My late father Basil Wynbergen, who died in June 2015, lived in Ealing most of his life. He trained to draw and paint both at the Northampton School of Art and at the same art college as Vincent van Gogh, l'Academie Royale des Beaux Arts, Brussels. Basil's work has been shown in exhibitions both here in England as well as in Belgium and Sweden and additionally, is also represented not only in those countries but also in private collections in France, Portugal, Australia and New Zealand. He has also had several one man shows in Ealing, most recently in 2010 at Pitshanger Manor.
His studio imprint is "AtelierBW" and though he painted in oils, his main medium was gouache, (watercolour with added chalk), which he used in the same way as oils, "straight from the tube" and these finished paintings are lacquered. He also made drawings using an 8 or 9b pencil or Conte crayon.

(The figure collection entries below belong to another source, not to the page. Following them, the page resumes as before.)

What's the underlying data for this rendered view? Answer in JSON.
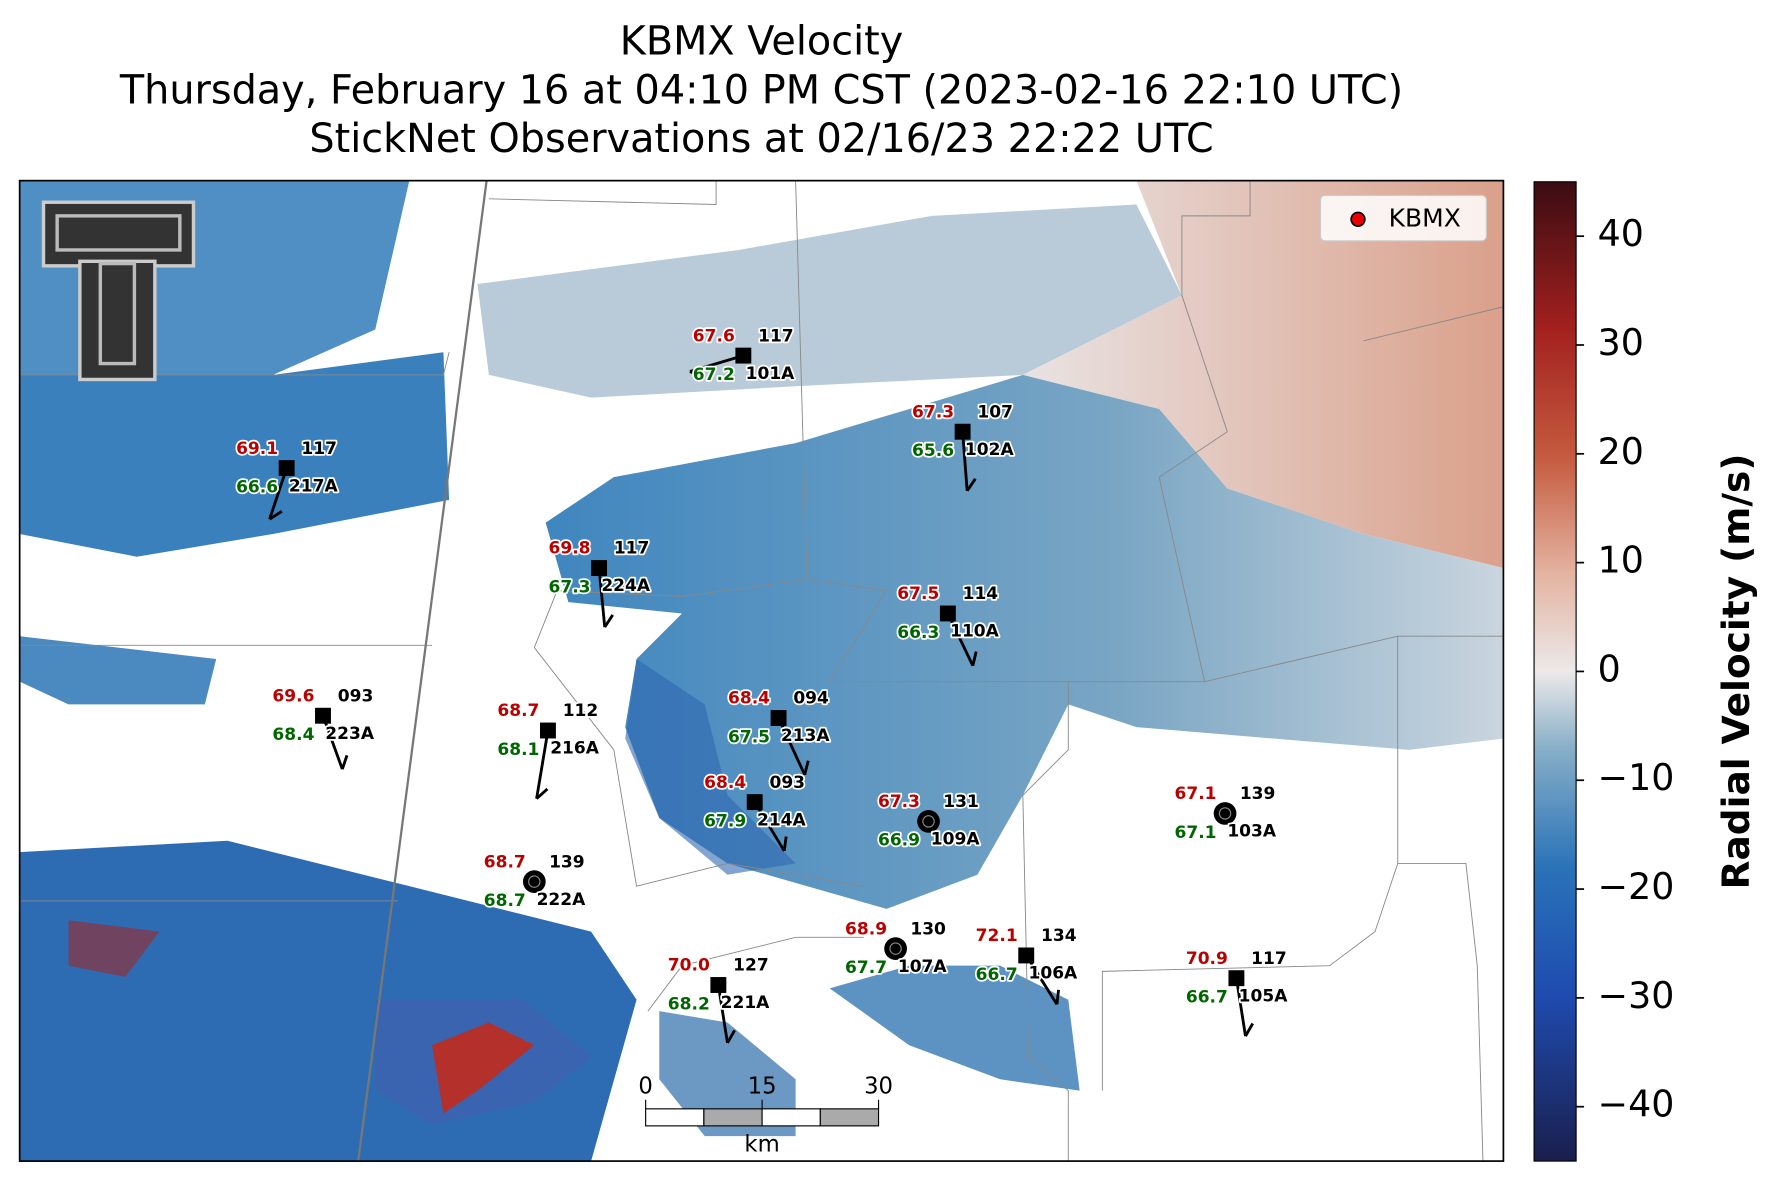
{
  "title": {
    "lines": [
      "KBMX Velocity",
      "Thursday, February 16 at 04:10 PM CST (2023-02-16 22:10 UTC)",
      "StickNet Observations at 02/16/23 22:22 UTC"
    ]
  },
  "legend": {
    "label": "KBMX"
  },
  "stations": [
    {
      "temperature": "67.6",
      "dewpoint": "67.2",
      "reading": "117",
      "id": "101A"
    },
    {
      "temperature": "67.3",
      "dewpoint": "65.6",
      "reading": "107",
      "id": "102A"
    },
    {
      "temperature": "69.1",
      "dewpoint": "66.6",
      "reading": "117",
      "id": "217A"
    },
    {
      "temperature": "69.8",
      "dewpoint": "67.3",
      "reading": "117",
      "id": "224A"
    },
    {
      "temperature": "67.5",
      "dewpoint": "66.3",
      "reading": "114",
      "id": "110A"
    },
    {
      "temperature": "69.6",
      "dewpoint": "68.4",
      "reading": "093",
      "id": "223A"
    },
    {
      "temperature": "68.7",
      "dewpoint": "68.1",
      "reading": "112",
      "id": "216A"
    },
    {
      "temperature": "68.4",
      "dewpoint": "67.5",
      "reading": "094",
      "id": "213A"
    },
    {
      "temperature": "68.4",
      "dewpoint": "67.9",
      "reading": "093",
      "id": "214A"
    },
    {
      "temperature": "67.3",
      "dewpoint": "66.9",
      "reading": "131",
      "id": "109A"
    },
    {
      "temperature": "67.1",
      "dewpoint": "67.1",
      "reading": "139",
      "id": "103A"
    },
    {
      "temperature": "68.7",
      "dewpoint": "68.7",
      "reading": "139",
      "id": "222A"
    },
    {
      "temperature": "68.9",
      "dewpoint": "67.7",
      "reading": "130",
      "id": "107A"
    },
    {
      "temperature": "72.1",
      "dewpoint": "66.7",
      "reading": "134",
      "id": "106A"
    },
    {
      "temperature": "70.0",
      "dewpoint": "68.2",
      "reading": "127",
      "id": "221A"
    },
    {
      "temperature": "70.9",
      "dewpoint": "66.7",
      "reading": "117",
      "id": "105A"
    }
  ],
  "scale_bar": {
    "ticks": [
      0,
      15,
      30
    ],
    "unit": "km"
  },
  "colorbar": {
    "label": "Radial Velocity (m/s)",
    "lim": [
      -45,
      45
    ],
    "ticks": [
      40,
      30,
      20,
      10,
      0,
      {
        "value": -10,
        "label": "−10"
      },
      {
        "value": -20,
        "label": "−20"
      },
      {
        "value": -30,
        "label": "−30"
      },
      {
        "value": -40,
        "label": "−40"
      }
    ]
  }
}
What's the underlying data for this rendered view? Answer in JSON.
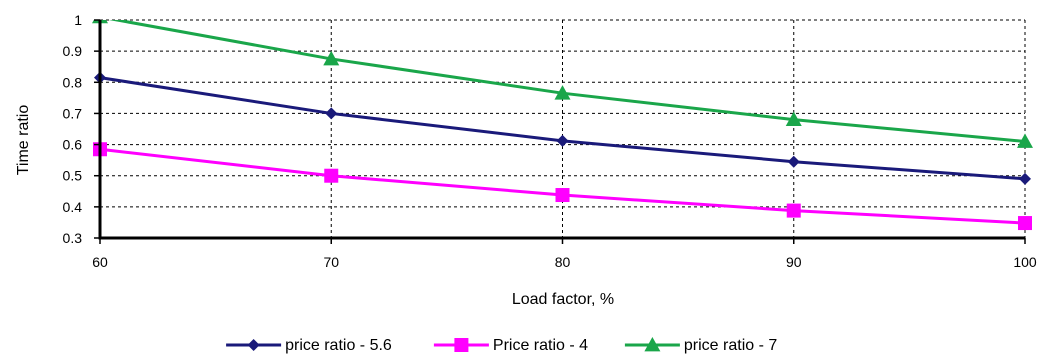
{
  "chart_data": {
    "type": "line",
    "title": "",
    "xlabel": "Load factor, %",
    "ylabel": "Time ratio",
    "x": [
      60,
      70,
      80,
      90,
      100
    ],
    "xlim": [
      60,
      100
    ],
    "ylim": [
      0.3,
      1.0
    ],
    "x_ticks": [
      "60",
      "70",
      "80",
      "90",
      "100"
    ],
    "y_ticks": [
      "0.3",
      "0.4",
      "0.5",
      "0.6",
      "0.7",
      "0.8",
      "0.9",
      "1"
    ],
    "grid": true,
    "legend_position": "bottom",
    "series": [
      {
        "name": "price ratio - 5.6",
        "values": [
          0.815,
          0.7,
          0.612,
          0.545,
          0.49
        ],
        "color": "#1a1a7a",
        "marker": "diamond"
      },
      {
        "name": "Price ratio - 4",
        "values": [
          0.585,
          0.5,
          0.438,
          0.388,
          0.348
        ],
        "color": "#ff00ff",
        "marker": "square"
      },
      {
        "name": "price ratio - 7",
        "values": [
          1.01,
          0.875,
          0.765,
          0.68,
          0.61
        ],
        "color": "#1aa64a",
        "marker": "triangle"
      }
    ]
  }
}
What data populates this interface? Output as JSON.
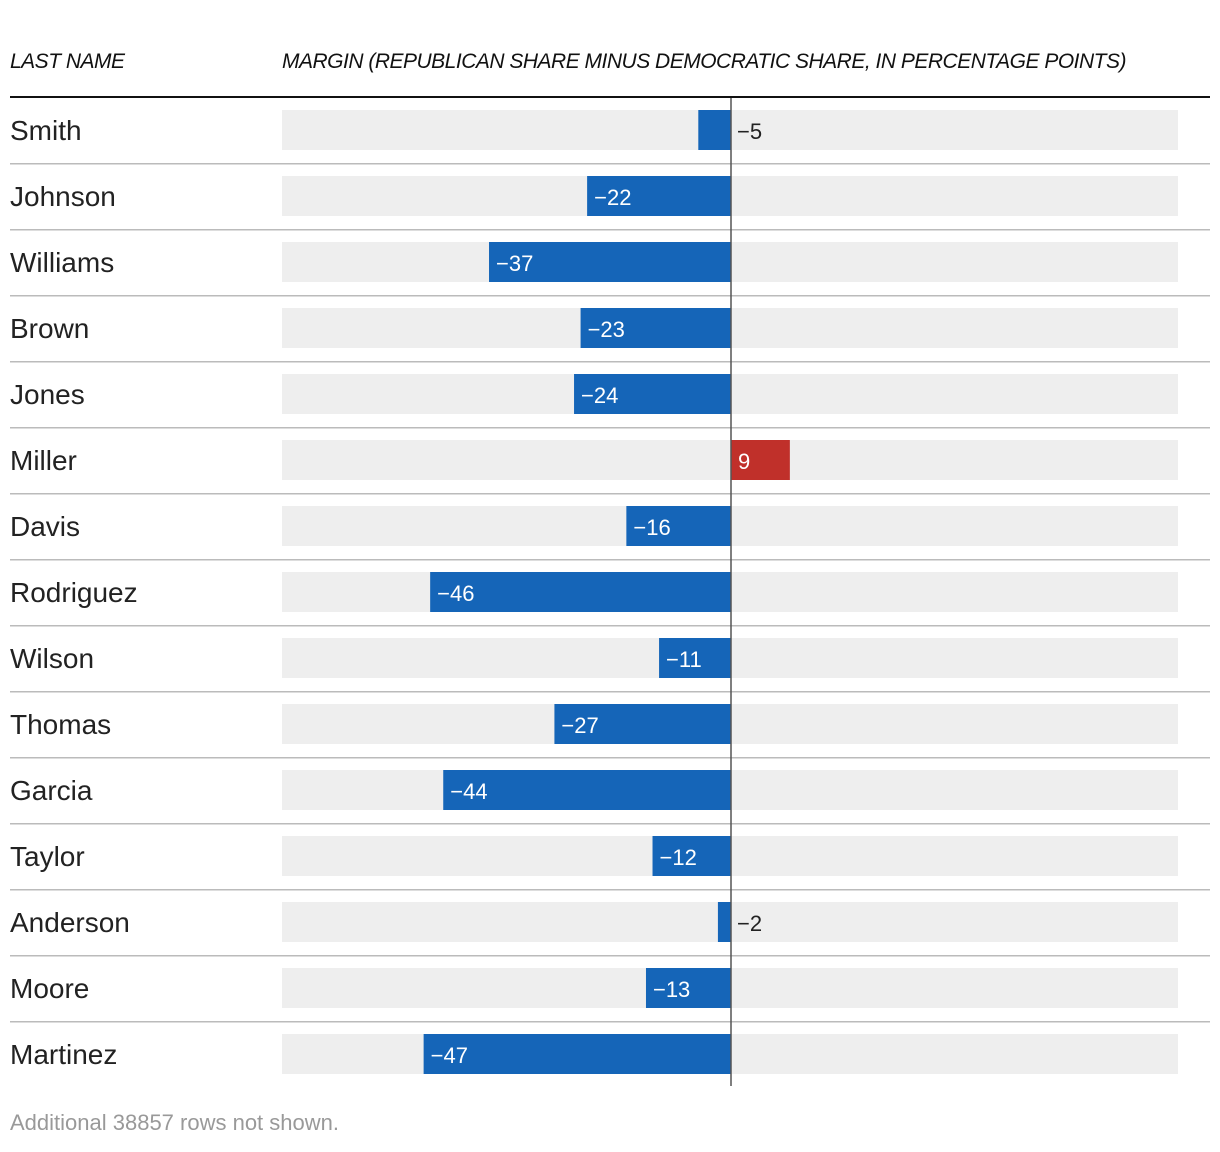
{
  "header": {
    "name_col": "LAST NAME",
    "margin_col": "MARGIN (REPUBLICAN SHARE MINUS DEMOCRATIC SHARE, IN PERCENTAGE POINTS)"
  },
  "colors": {
    "democratic": "#1565b8",
    "republican": "#c0302a",
    "track": "#eeeeee",
    "row_rule": "#bbbbbb",
    "axis": "#555555"
  },
  "chart_data": {
    "type": "bar",
    "orientation": "horizontal",
    "title": "",
    "xlabel": "MARGIN (REPUBLICAN SHARE MINUS DEMOCRATIC SHARE, IN PERCENTAGE POINTS)",
    "ylabel": "LAST NAME",
    "xlim": [
      -60,
      60
    ],
    "categories": [
      "Smith",
      "Johnson",
      "Williams",
      "Brown",
      "Jones",
      "Miller",
      "Davis",
      "Rodriguez",
      "Wilson",
      "Thomas",
      "Garcia",
      "Taylor",
      "Anderson",
      "Moore",
      "Martinez"
    ],
    "values": [
      -5,
      -22,
      -37,
      -23,
      -24,
      9,
      -16,
      -46,
      -11,
      -27,
      -44,
      -12,
      -2,
      -13,
      -47
    ],
    "value_labels": [
      "−5",
      "−22",
      "−37",
      "−23",
      "−24",
      "9",
      "−16",
      "−46",
      "−11",
      "−27",
      "−44",
      "−12",
      "−2",
      "−13",
      "−47"
    ]
  },
  "footnote": "Additional 38857 rows not shown."
}
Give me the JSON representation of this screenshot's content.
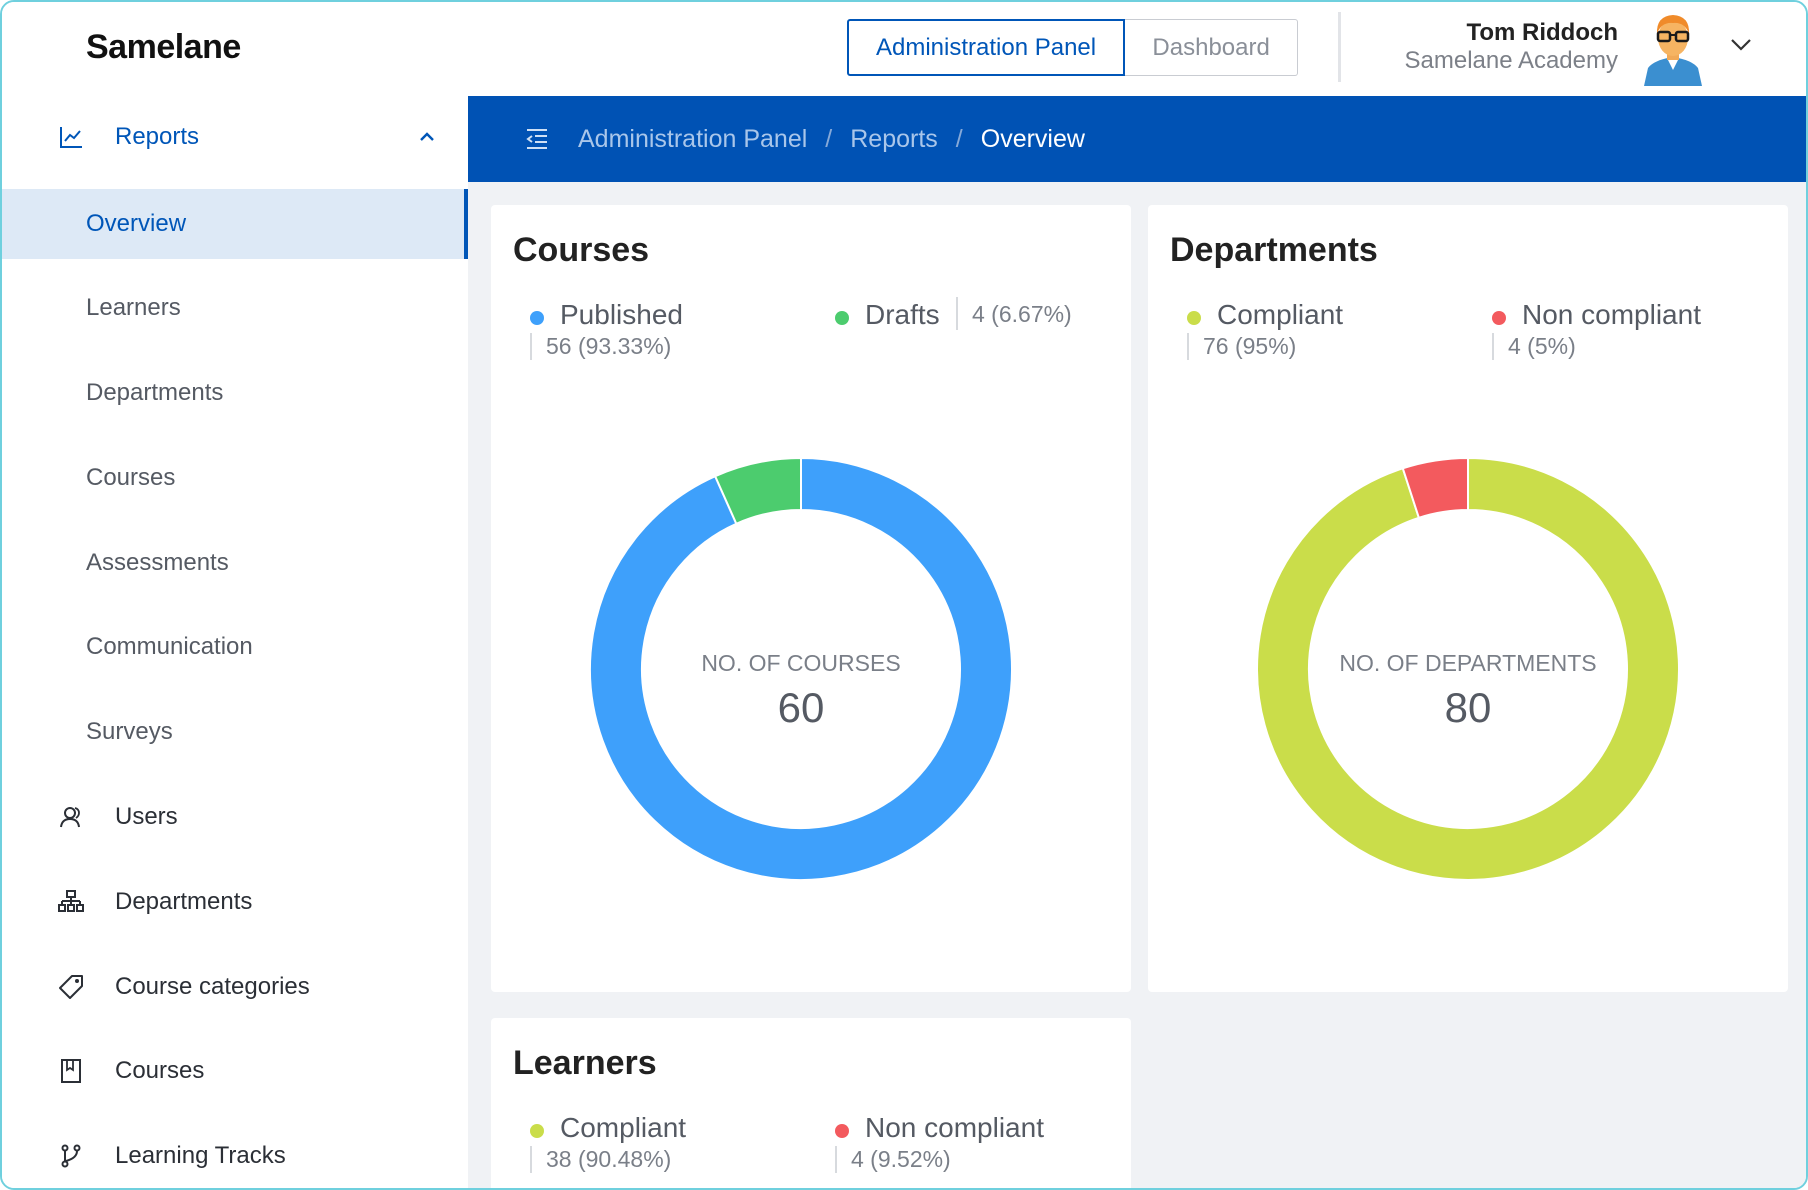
{
  "header": {
    "logo": "Samelane",
    "switch": {
      "admin_label": "Administration Panel",
      "dashboard_label": "Dashboard"
    },
    "user": {
      "name": "Tom Riddoch",
      "org": "Samelane Academy"
    }
  },
  "sidebar": {
    "reports": "Reports",
    "reports_sub": [
      "Overview",
      "Learners",
      "Departments",
      "Courses",
      "Assessments",
      "Communication",
      "Surveys"
    ],
    "items": [
      {
        "label": "Users",
        "icon": "users-icon"
      },
      {
        "label": "Departments",
        "icon": "org-chart-icon"
      },
      {
        "label": "Course categories",
        "icon": "tag-icon"
      },
      {
        "label": "Courses",
        "icon": "book-icon"
      },
      {
        "label": "Learning Tracks",
        "icon": "branch-icon"
      }
    ]
  },
  "breadcrumb": [
    "Administration Panel",
    "Reports",
    "Overview"
  ],
  "colors": {
    "brand": "#0052b4",
    "published": "#3ea0fb",
    "drafts": "#4ccc6e",
    "compliant": "#cadd4a",
    "non_compliant": "#f35a5e"
  },
  "cards": {
    "courses": {
      "title": "Courses",
      "legend": [
        {
          "name": "Published",
          "value": "56 (93.33%)"
        },
        {
          "name": "Drafts",
          "value": "4 (6.67%)"
        }
      ],
      "center_label": "NO. OF COURSES",
      "center_value": "60"
    },
    "departments": {
      "title": "Departments",
      "legend": [
        {
          "name": "Compliant",
          "value": "76 (95%)"
        },
        {
          "name": "Non compliant",
          "value": "4 (5%)"
        }
      ],
      "center_label": "NO. OF DEPARTMENTS",
      "center_value": "80"
    },
    "learners": {
      "title": "Learners",
      "legend": [
        {
          "name": "Compliant",
          "value": "38 (90.48%)"
        },
        {
          "name": "Non compliant",
          "value": "4 (9.52%)"
        }
      ]
    }
  },
  "chart_data": [
    {
      "type": "pie",
      "title": "Courses",
      "categories": [
        "Published",
        "Drafts"
      ],
      "values": [
        56,
        4
      ],
      "colors": [
        "#3ea0fb",
        "#4ccc6e"
      ],
      "hole": true
    },
    {
      "type": "pie",
      "title": "Departments",
      "categories": [
        "Compliant",
        "Non compliant"
      ],
      "values": [
        76,
        4
      ],
      "colors": [
        "#cadd4a",
        "#f35a5e"
      ],
      "hole": true
    }
  ]
}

In the year 2000, his gouache painting of a decrepit Constellation airliner rotting in a yard at La Paz, Bolivia, was awarded Best Aviation Painting of the Year at the annual Guild of Aviation Artists' London exhibition. As an Associate of that Guild, Basil painted aircraft, (military, airliners or general aviation), as well as making seascapes and urban or country landscapes, houses, streets and pictures with a medical theme. On permanent exhibition in the Clementine Churchill Hospital, Harrow, is an oil he made in 1994/5 of his heart bypass operation, while in 1997 a large oil painting of his was acquired by St Bernard's Ealing Hospital NHS Trust showing the Boiler House of the old hospital beside the Grand Union Canal.
Both Maidenhead Historic Museum and Shoreham Airport Visitor Centre each have an example of his aviation paintings on permanent display likewise, the UK National Air Traffic Control Centre at Swanwick.
While Basil's style may be eclectic, his work benefits perhaps from not being tied to one particular style or type. Consequently, his paintings oscillate between impressionist, design and decorative; he work does not look like photographs.